Crise sanitaire et cinéma
Afin de garantir la bonne tenue de sa vingt et unième édition, le GoEast Film Festival a multiplié les mesures de prudence, en réponse aux exigences gouvernementales.
Un seul mot d’ordre : test PCR négatif chaque matin pour tout festivalier.
Un cas positif ? Aussi inenvisageable… qu’inenvisagé ! Quarantaine à l’hôtel, annulation du festival, rancœur de toute une équipe à l’encontre du participant… De quoi regretter sa venue…
Heureusement, aucun résultat positif n’a été détecté. Il faut dire que la vigilance était extrême, avant même l’arrivée des convives à l’aéroport de Francfort. Voyager en temps de COVID pour une Française induit une pile de contraintes à surmonter. Tests, attestations, justificatifs, formulaires en tous genres…
À Francfort, un taxi attendait chaque invité pour l’amener à son hôtel à Wiesbaden. Très vite, la discussion a porté sur l’organisation particulière en ce printemps 2021. Les chiffres parlent d’eux-mêmes : vingt-six invités seulement ont été autorisés à assister au festival, soit 90% de personnes en moins que les saisons précédentes.
Notre (très) petit comité s’est révélé soudé et enthousiaste à l’idée de (re)voir des films en salles ! Comme vous, cela faisait des mois que nous n’étions pas entrés dans un cinéma. Certains de mes camarades d’aventure ne se souvenaient même plus du dernier film vu sur grand écran… Sur place, la bizarrerie d’un monde menacé par la contagion s’est poursuivie.

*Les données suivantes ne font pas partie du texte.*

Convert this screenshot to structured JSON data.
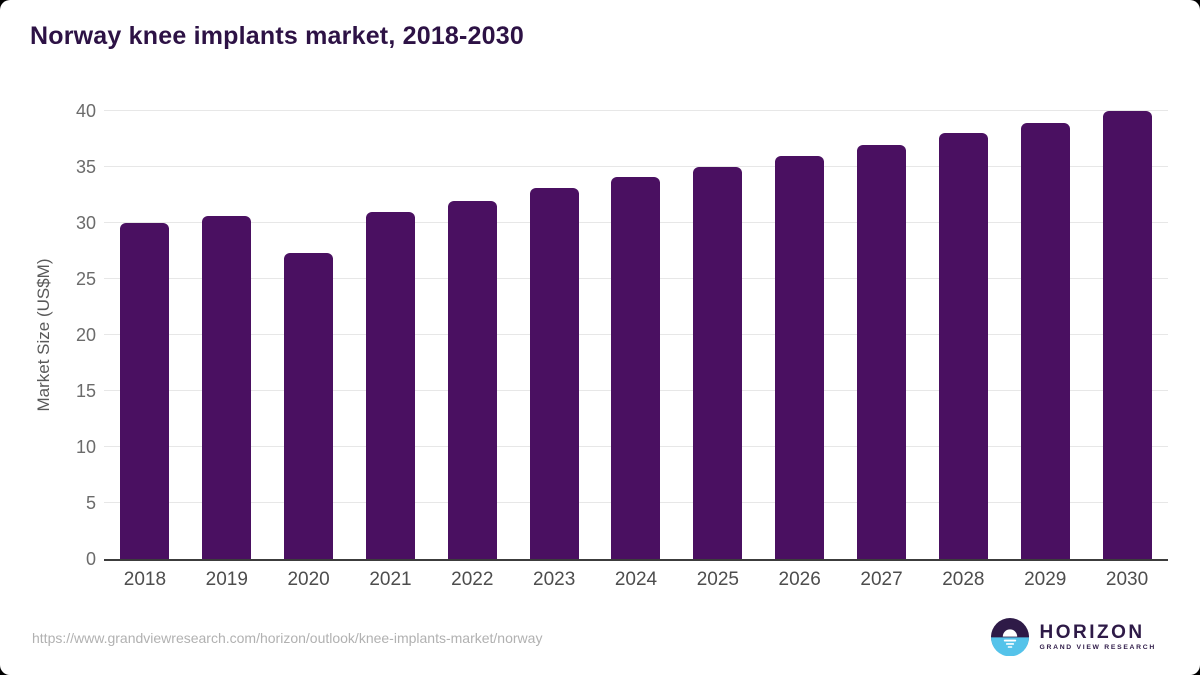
{
  "page": {
    "background_color": "#000000",
    "card_color": "#ffffff"
  },
  "header": {
    "title_color": "#2d1245"
  },
  "chart_data": {
    "type": "bar",
    "title": "Norway knee implants market, 2018-2030",
    "categories": [
      "2018",
      "2019",
      "2020",
      "2021",
      "2022",
      "2023",
      "2024",
      "2025",
      "2026",
      "2027",
      "2028",
      "2029",
      "2030"
    ],
    "values": [
      30.0,
      30.6,
      27.3,
      31.0,
      32.0,
      33.1,
      34.1,
      35.0,
      36.0,
      37.0,
      38.0,
      38.9,
      40.0
    ],
    "xlabel": "",
    "ylabel": "Market Size (US$M)",
    "ylim": [
      0,
      40
    ],
    "yticks": [
      0,
      5,
      10,
      15,
      20,
      25,
      30,
      35,
      40
    ],
    "grid": "horizontal",
    "legend": "none",
    "bar_color": "#4a1061",
    "gridline_color": "#e7e7e7",
    "axis_line_color": "#3c3c3c",
    "ytick_label_color": "#6b6b6b",
    "xtick_label_color": "#4d4d4d"
  },
  "footer": {
    "source_url": "https://www.grandviewresearch.com/horizon/outlook/knee-implants-market/norway",
    "logo": {
      "name": "HORIZON",
      "subtitle": "GRAND VIEW RESEARCH",
      "purple": "#2e1a47",
      "blue": "#55c3ea"
    }
  }
}
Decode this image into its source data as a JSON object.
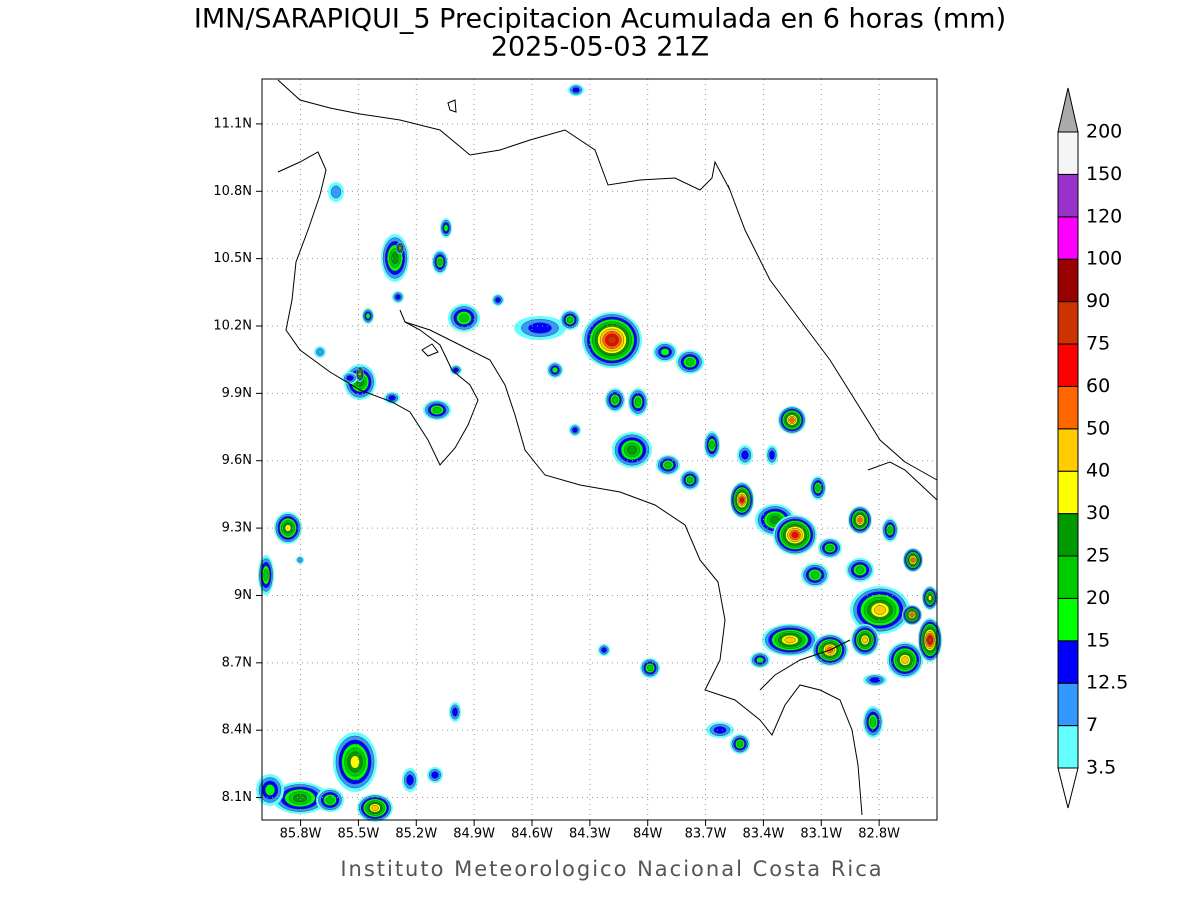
{
  "map": {
    "title": "IMN/SARAPIQUI_5 Precipitacion Acumulada en 6 horas (mm)",
    "subtitle": "2025-05-03 21Z",
    "footer": "Instituto Meteorologico Nacional Costa Rica",
    "xlim": [
      -86.0,
      -82.5
    ],
    "ylim": [
      8.0,
      11.3
    ],
    "xticks": [
      {
        "value": -85.8,
        "label": "85.8W"
      },
      {
        "value": -85.5,
        "label": "85.5W"
      },
      {
        "value": -85.2,
        "label": "85.2W"
      },
      {
        "value": -84.9,
        "label": "84.9W"
      },
      {
        "value": -84.6,
        "label": "84.6W"
      },
      {
        "value": -84.3,
        "label": "84.3W"
      },
      {
        "value": -84.0,
        "label": "84W"
      },
      {
        "value": -83.7,
        "label": "83.7W"
      },
      {
        "value": -83.4,
        "label": "83.4W"
      },
      {
        "value": -83.1,
        "label": "83.1W"
      },
      {
        "value": -82.8,
        "label": "82.8W"
      }
    ],
    "yticks": [
      {
        "value": 8.1,
        "label": "8.1N"
      },
      {
        "value": 8.4,
        "label": "8.4N"
      },
      {
        "value": 8.7,
        "label": "8.7N"
      },
      {
        "value": 9.0,
        "label": "9N"
      },
      {
        "value": 9.3,
        "label": "9.3N"
      },
      {
        "value": 9.6,
        "label": "9.6N"
      },
      {
        "value": 9.9,
        "label": "9.9N"
      },
      {
        "value": 10.2,
        "label": "10.2N"
      },
      {
        "value": 10.5,
        "label": "10.5N"
      },
      {
        "value": 10.8,
        "label": "10.8N"
      },
      {
        "value": 11.1,
        "label": "11.1N"
      }
    ],
    "grid": true,
    "colorbar": {
      "levels": [
        3.5,
        7,
        12.5,
        15,
        20,
        25,
        30,
        40,
        50,
        60,
        75,
        90,
        100,
        120,
        150,
        200
      ],
      "colors": [
        "#66ffff",
        "#3399ff",
        "#0000ff",
        "#00ff00",
        "#00cc00",
        "#009900",
        "#ffff00",
        "#ffcc00",
        "#ff6600",
        "#ff0000",
        "#cc3300",
        "#990000",
        "#ff00ff",
        "#9933cc",
        "#f5f5f5"
      ],
      "over_color": "#aaaaaa",
      "under_color": "#ffffff"
    }
  }
}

Pour les jurés croates et ouzbeks non habitués à la fermeture des lieux publics ou au port obligatoire du masque, la surprise a été réelle. Il nous fallait également respecter un couvre-feu et réaliser un test PCR avant d’entrer dans les lieux du festival, le cinéma Caligari et le Musée d’histoire naturelle de Wiesbaden. À la fois réfectoire et plateau de tournage des événements en ligne, ce dernier a également été le siège d’un centre de test PCR.
Se faire racler la gorge ou le nez entre un rat empaillé et des feuilles de chêne… quelle expérience singulière ! Même peu agréable, ce rite de passage s’est transformé en moment chaleureux : les langues s’y déliaient et nous partagions nos ressentis. Et la préférence des jurys est allée, à l’unanimité, au test salivaire !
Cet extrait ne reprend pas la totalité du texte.